Selon l’Association allemande des importateurs de charbon, un groupe industriel représentant les entreprises qui dépendent de l’approvisionnement en charbon de l’étranger, le charbon des États-Unis, de Colombie et d’Afrique du Sud pourrait aider à combler le vide laissé en supprimant les importations en provenance de Russie.
Lors d’un appel téléphonique mercredi, M. Scholz et le président de la Colombie, Iván Duque Márquez, ont discuté de la guerre en Ukraine et de l’énergie, a indiqué le bureau du chancelier.
L’Australie a fourni près d’un tiers des importations de charbon de l’Union européenne en 2019. Les marchés australiens ont déjà signalé une flambée de leurs prix du charbon, car les entreprises européennes se sont tournées vers eux pour se renseigner sur le carburant.
La Pologne est le pays de l’UE qui dépend encore le plus du charbon. Alors qu’une grande partie du charbon du pays est extraite dans le pays, environ 20% ont été importés de Russie l’année dernière.
Le mois dernier, le Premier ministre polonais, Mateusz Morawiecki, a proposé une législation interdisant les importations de charbon en provenance de Russie.

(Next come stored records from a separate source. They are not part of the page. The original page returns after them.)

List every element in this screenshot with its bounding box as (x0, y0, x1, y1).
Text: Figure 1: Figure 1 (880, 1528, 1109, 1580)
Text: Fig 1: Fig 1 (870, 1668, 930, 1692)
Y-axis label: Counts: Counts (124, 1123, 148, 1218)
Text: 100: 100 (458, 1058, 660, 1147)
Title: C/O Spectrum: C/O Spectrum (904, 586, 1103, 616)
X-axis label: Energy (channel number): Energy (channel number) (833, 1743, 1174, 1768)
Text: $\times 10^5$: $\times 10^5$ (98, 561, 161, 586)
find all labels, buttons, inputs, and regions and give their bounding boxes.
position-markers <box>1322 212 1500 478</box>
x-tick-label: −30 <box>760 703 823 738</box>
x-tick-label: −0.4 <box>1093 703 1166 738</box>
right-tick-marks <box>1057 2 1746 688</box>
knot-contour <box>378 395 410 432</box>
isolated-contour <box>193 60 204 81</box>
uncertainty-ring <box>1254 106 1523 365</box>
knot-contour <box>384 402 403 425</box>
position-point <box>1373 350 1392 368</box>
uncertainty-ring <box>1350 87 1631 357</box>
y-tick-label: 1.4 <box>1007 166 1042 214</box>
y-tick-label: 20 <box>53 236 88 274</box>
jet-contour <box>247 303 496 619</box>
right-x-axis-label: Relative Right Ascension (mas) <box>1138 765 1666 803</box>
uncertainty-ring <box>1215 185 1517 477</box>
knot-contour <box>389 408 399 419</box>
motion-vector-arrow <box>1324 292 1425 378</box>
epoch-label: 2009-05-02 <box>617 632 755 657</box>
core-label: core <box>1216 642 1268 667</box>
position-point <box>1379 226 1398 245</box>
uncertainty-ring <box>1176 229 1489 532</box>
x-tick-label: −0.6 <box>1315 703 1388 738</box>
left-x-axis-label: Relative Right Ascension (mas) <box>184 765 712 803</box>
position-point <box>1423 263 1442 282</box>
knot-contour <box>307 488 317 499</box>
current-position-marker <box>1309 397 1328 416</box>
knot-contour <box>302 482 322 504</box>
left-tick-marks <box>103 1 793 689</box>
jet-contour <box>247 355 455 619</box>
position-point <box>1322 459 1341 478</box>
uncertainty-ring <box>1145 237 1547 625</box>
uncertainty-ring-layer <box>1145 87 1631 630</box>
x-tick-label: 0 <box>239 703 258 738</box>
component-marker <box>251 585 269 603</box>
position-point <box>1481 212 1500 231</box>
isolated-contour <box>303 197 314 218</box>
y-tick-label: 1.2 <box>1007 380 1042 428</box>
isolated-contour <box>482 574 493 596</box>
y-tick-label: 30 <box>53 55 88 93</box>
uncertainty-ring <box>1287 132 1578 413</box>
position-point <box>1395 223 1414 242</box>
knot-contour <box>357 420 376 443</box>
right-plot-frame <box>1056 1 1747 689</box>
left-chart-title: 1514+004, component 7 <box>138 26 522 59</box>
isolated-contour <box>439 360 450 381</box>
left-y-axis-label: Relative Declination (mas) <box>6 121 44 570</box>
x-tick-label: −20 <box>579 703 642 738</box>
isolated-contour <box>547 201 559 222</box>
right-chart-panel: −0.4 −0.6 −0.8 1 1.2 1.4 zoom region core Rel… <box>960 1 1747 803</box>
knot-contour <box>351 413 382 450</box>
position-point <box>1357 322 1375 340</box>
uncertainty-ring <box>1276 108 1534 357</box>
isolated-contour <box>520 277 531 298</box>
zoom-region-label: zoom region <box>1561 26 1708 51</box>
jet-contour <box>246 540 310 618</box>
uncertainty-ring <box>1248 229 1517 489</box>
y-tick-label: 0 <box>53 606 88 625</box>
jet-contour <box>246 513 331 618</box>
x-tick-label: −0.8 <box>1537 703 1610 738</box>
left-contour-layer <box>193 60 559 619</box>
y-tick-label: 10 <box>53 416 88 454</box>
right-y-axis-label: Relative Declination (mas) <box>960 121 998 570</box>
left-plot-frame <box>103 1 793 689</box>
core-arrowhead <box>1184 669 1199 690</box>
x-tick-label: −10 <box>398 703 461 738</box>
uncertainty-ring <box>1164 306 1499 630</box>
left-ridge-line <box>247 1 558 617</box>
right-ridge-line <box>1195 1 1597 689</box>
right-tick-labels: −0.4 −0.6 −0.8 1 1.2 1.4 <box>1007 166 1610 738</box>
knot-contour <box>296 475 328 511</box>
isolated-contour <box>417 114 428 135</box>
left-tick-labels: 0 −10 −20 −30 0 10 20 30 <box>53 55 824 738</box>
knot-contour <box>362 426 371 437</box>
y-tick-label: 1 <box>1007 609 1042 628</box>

Couper l’approvisionnement en pétrole et en gaz naturel de la Russie s’avérera beaucoup plus difficile. L’Allemagne a déjà réduit sa dépendance au gaz russe de 15% au cours des trois premiers mois de l’année, selon M. Habeck. Mais les dirigeants de l’industrie ont mis en garde contre l’imposition de sanctions sur le gaz naturel russe, affirmant que cela pourrait entraîner des pertes d’emplois substantielles dans les secteurs chimique, minier et pharmaceutique.
M. Habeck a présenté un projet de loi visant à accélérer l’expansion des énergies renouvelables en Allemagne, axée sur la production d’énergie éolienne et solaire.
Mais il faudra plusieurs années avant que de nouveaux terminaux soient construits qui permettraient au gaz naturel liquéfié d’arriver par bateau, offrant un remplacement au gaz russe acheminé par gazoduc. Et même si les processus d’approbation sont rationalisés, cela pourrait prendre des années avant que les terminaux soient en mesure de remplacer les près de 22 % du mix énergétique allemand qui proviennent du gaz naturel.
Matina Stevis-Gridneff reportage contribué.